As Mutt said, you should be fine brush painting future on. Keep the coats thin and give plenty of dry time in between coats, try not to go over the same spot repeatedly during coats or you will soften and work the layer below the one your doing (future as you know is VERY water soluable and the “wet” coat of future your working on could very well soften the one below it that has “dried” already)
It’s a single action AB that runs off a can of propellant. It keeps blocking up, leaking air and makes a TERRIBLE mess-what do you expect for £12!?
The thing is, I love brush painting and have got really good at it of late. I’m going to brush paint the Brummbar and apply Klear by brush too-I think I should be ok.

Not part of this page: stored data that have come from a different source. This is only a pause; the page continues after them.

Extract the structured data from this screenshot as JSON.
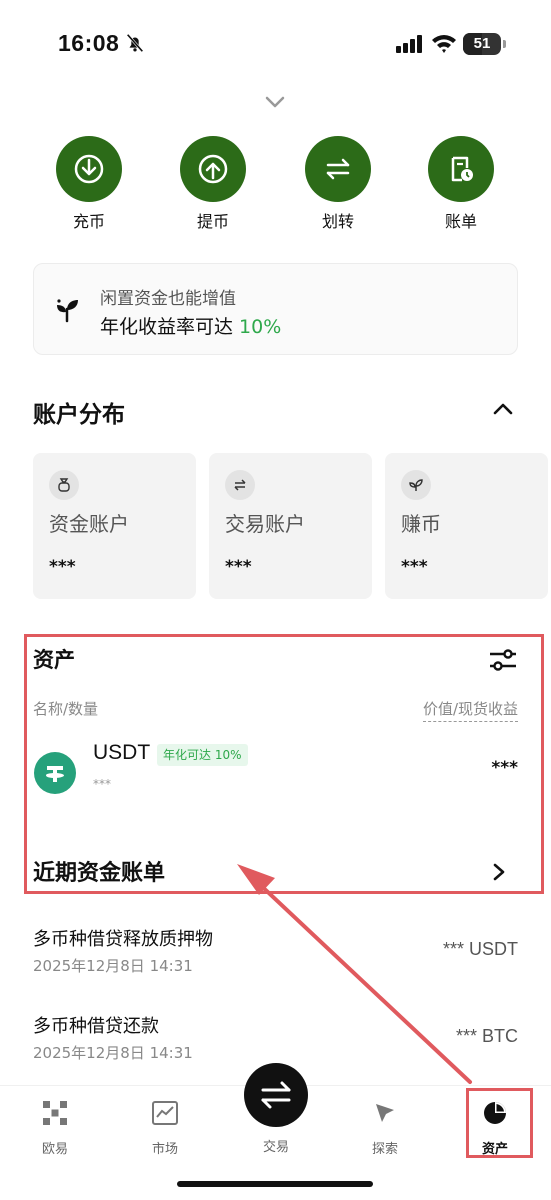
{
  "status_bar": {
    "time": "16:08",
    "battery": "51",
    "battery_level": 0.51,
    "icons": [
      "bell-off-icon",
      "signal-icon",
      "wifi-icon",
      "battery-icon"
    ]
  },
  "quick_actions": [
    {
      "label": "充币",
      "icon": "deposit-icon"
    },
    {
      "label": "提币",
      "icon": "withdraw-icon"
    },
    {
      "label": "划转",
      "icon": "transfer-icon"
    },
    {
      "label": "账单",
      "icon": "bill-icon"
    }
  ],
  "promo": {
    "subtitle": "闲置资金也能增值",
    "main_prefix": "年化收益率可达 ",
    "main_highlight": "10%",
    "icon": "sprout-icon"
  },
  "account_distribution": {
    "title": "账户分布",
    "cards": [
      {
        "name": "资金账户",
        "value": "***",
        "icon": "money-bag-icon"
      },
      {
        "name": "交易账户",
        "value": "***",
        "icon": "swap-icon"
      },
      {
        "name": "赚币",
        "value": "***",
        "icon": "sprout-icon"
      }
    ]
  },
  "assets": {
    "title": "资产",
    "col_left": "名称/数量",
    "col_right": "价值/现货收益",
    "items": [
      {
        "symbol": "USDT",
        "badge": "年化可达 10%",
        "amount": "***",
        "value": "***",
        "icon": "tether-icon"
      }
    ]
  },
  "bills": {
    "title": "近期资金账单",
    "items": [
      {
        "title": "多币种借贷释放质押物",
        "date": "2025年12月8日 14:31",
        "amount": "*** USDT"
      },
      {
        "title": "多币种借贷还款",
        "date": "2025年12月8日 14:31",
        "amount": "*** BTC"
      }
    ]
  },
  "tabbar": {
    "items": [
      {
        "label": "欧易",
        "icon": "okx-logo-icon"
      },
      {
        "label": "市场",
        "icon": "market-chart-icon"
      },
      {
        "label": "交易",
        "icon": "trade-swap-icon"
      },
      {
        "label": "探索",
        "icon": "compass-icon"
      },
      {
        "label": "资产",
        "icon": "pie-chart-icon",
        "active": true
      }
    ]
  },
  "colors": {
    "accent_green": "#2c6b18",
    "positive": "#2ea84b",
    "annotation_red": "#e05a5e"
  }
}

How many coats of Klear do I need? How long between coats? Can I just do the upper area of the model with Klear-I don’t need to do the running gear and stuff do I?
I’ve got a Paasche AB which my friend has given me. It’s still new-he won it but has never used it. I’ll be buying my compressor in February when I’ve saved up enough money-I know which one I want.

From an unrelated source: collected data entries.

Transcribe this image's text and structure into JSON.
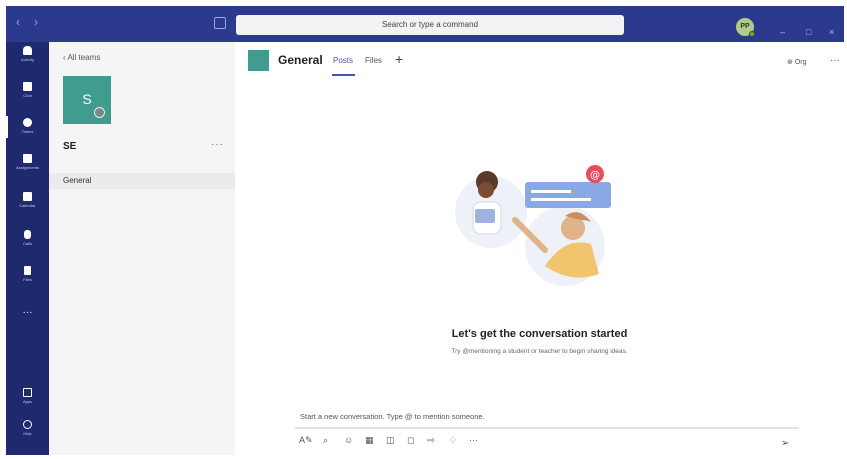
{
  "topbar": {
    "back_glyph": "‹",
    "forward_glyph": "›",
    "search_placeholder": "Search or type a command",
    "avatar_initials": "PP",
    "minimize_glyph": "–",
    "maximize_glyph": "□",
    "close_glyph": "×"
  },
  "appbar": {
    "items": [
      {
        "label": "Activity",
        "icon": "bell-icon"
      },
      {
        "label": "Chat",
        "icon": "chat-icon"
      },
      {
        "label": "Teams",
        "icon": "teams-icon"
      },
      {
        "label": "Assignments",
        "icon": "assignments-icon"
      },
      {
        "label": "Calendar",
        "icon": "calendar-icon"
      },
      {
        "label": "Calls",
        "icon": "phone-icon"
      },
      {
        "label": "Files",
        "icon": "file-icon"
      }
    ],
    "more_glyph": "···",
    "bottom_items": [
      {
        "label": "Apps",
        "icon": "apps-icon"
      },
      {
        "label": "Help",
        "icon": "help-icon"
      }
    ]
  },
  "teams_panel": {
    "back_label": "‹  All teams",
    "tile_letter": "S",
    "team_name": "SE",
    "more_glyph": "···",
    "channels": [
      "General"
    ]
  },
  "main": {
    "channel_title": "General",
    "tabs": [
      "Posts",
      "Files"
    ],
    "add_tab_glyph": "+",
    "org_label": "Org",
    "more_glyph": "···",
    "empty_title": "Let's get the conversation started",
    "empty_subtitle": "Try @mentioning a student or teacher to begin sharing ideas.",
    "composer_placeholder": "Start a new conversation. Type @ to mention someone.",
    "tool_glyphs": [
      "A✎",
      "⌕",
      "☺",
      "▦",
      "◫",
      "◻",
      "⇨",
      "♢",
      "···"
    ],
    "send_glyph": "➢"
  },
  "colors": {
    "topbar": "#2b3a8c",
    "appbar": "#1f2a6e",
    "accent": "#4b55a8",
    "team_tile": "#3f9c8e"
  }
}
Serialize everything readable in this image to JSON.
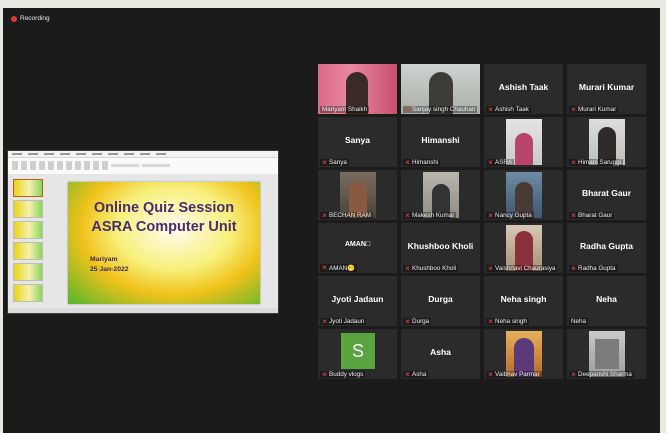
{
  "recording_label": "Recording",
  "slide": {
    "title_line1": "Online Quiz Session",
    "title_line2": "ASRA Computer Unit",
    "presenter": "Mariyam",
    "date": "25 Jan-2022"
  },
  "tiles": [
    {
      "label": "Mariyam Shaikh",
      "name": "",
      "muted": false
    },
    {
      "label": "Sanjay singh Chauhan",
      "name": "",
      "muted": true
    },
    {
      "label": "Ashish Taak",
      "name": "Ashish Taak",
      "muted": true
    },
    {
      "label": "Murari Kumar",
      "name": "Murari Kumar",
      "muted": true
    },
    {
      "label": "Sanya",
      "name": "Sanya",
      "muted": true
    },
    {
      "label": "Himanshi",
      "name": "Himanshi",
      "muted": true
    },
    {
      "label": "ASRA",
      "name": "",
      "muted": true
    },
    {
      "label": "Himani Saruggi",
      "name": "",
      "muted": true
    },
    {
      "label": "BECHAN RAM",
      "name": "",
      "muted": true
    },
    {
      "label": "Makesh Kumar",
      "name": "",
      "muted": true
    },
    {
      "label": "Nancy Gupta",
      "name": "",
      "muted": true
    },
    {
      "label": "Bharat Gaur",
      "name": "Bharat Gaur",
      "muted": true
    },
    {
      "label": "AMAN😶",
      "name": "AMAN□",
      "muted": true
    },
    {
      "label": "Khushboo Kholi",
      "name": "Khushboo Kholi",
      "muted": true
    },
    {
      "label": "Vaishnavi Chaurasiya",
      "name": "",
      "muted": true
    },
    {
      "label": "Radha Gupta",
      "name": "Radha Gupta",
      "muted": true
    },
    {
      "label": "Jyoti Jadaun",
      "name": "Jyoti Jadaun",
      "muted": true
    },
    {
      "label": "Durga",
      "name": "Durga",
      "muted": true
    },
    {
      "label": "Neha singh",
      "name": "Neha singh",
      "muted": true
    },
    {
      "label": "Neha",
      "name": "Neha",
      "muted": false
    },
    {
      "label": "Buddy vlogs",
      "name": "",
      "muted": true,
      "avatar": "S"
    },
    {
      "label": "Asha",
      "name": "Asha",
      "muted": true
    },
    {
      "label": "Vaibhav Parmar",
      "name": "",
      "muted": true
    },
    {
      "label": "Deepanshi Sharma",
      "name": "",
      "muted": true
    }
  ],
  "colors": {
    "background": "#1b1b1b",
    "tile": "#2b2b2b",
    "active_speaker": "#c6c83a",
    "muted_icon": "#e0453a",
    "slide_title": "#4a2d6d"
  },
  "icons": {
    "recording": "recording-dot-icon",
    "muted": "mic-muted-icon"
  }
}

Ouch, sounds like some bad mojo going on there, yikes!
As for where to coat, I think it depends. If you are using Tmiya acrylics then I would simply coat the spot your decals are going down just to kill any silvering. Then you can touch up with some flat. Tamiya acrylics when dried properly are pretty bomb proof, and you can lay down oil/enamel washes and filters with no worries. I can’t speak for Model Master Acrylics as I hardly use them outside of light duty work (for tool handels and such). Going the opposite route you should also have no problems laying down enamels and then washing and filtering with acrylics. If anything I would honestly tell you to brush paint with your favorite brand of semi gloss/satin varnish. I find semi gloss/satin after you have done filters and washes is now dulled enough to not need a flat coating, whereas future will surely mean recoating with a flat or semi gloss layer. Also, I am not too sure how future and acrylic washes and filters are going to mix since with acrylic the thinning method is usually water based. Maybe others can comment on that note.
I’ll be painting it with Humbrol enamels. I want to use the clear to help the decals and to help with my washes and to stop the washed attacking my basecoat.
When the washes are done I’ll give her a good spray of matt dull coat.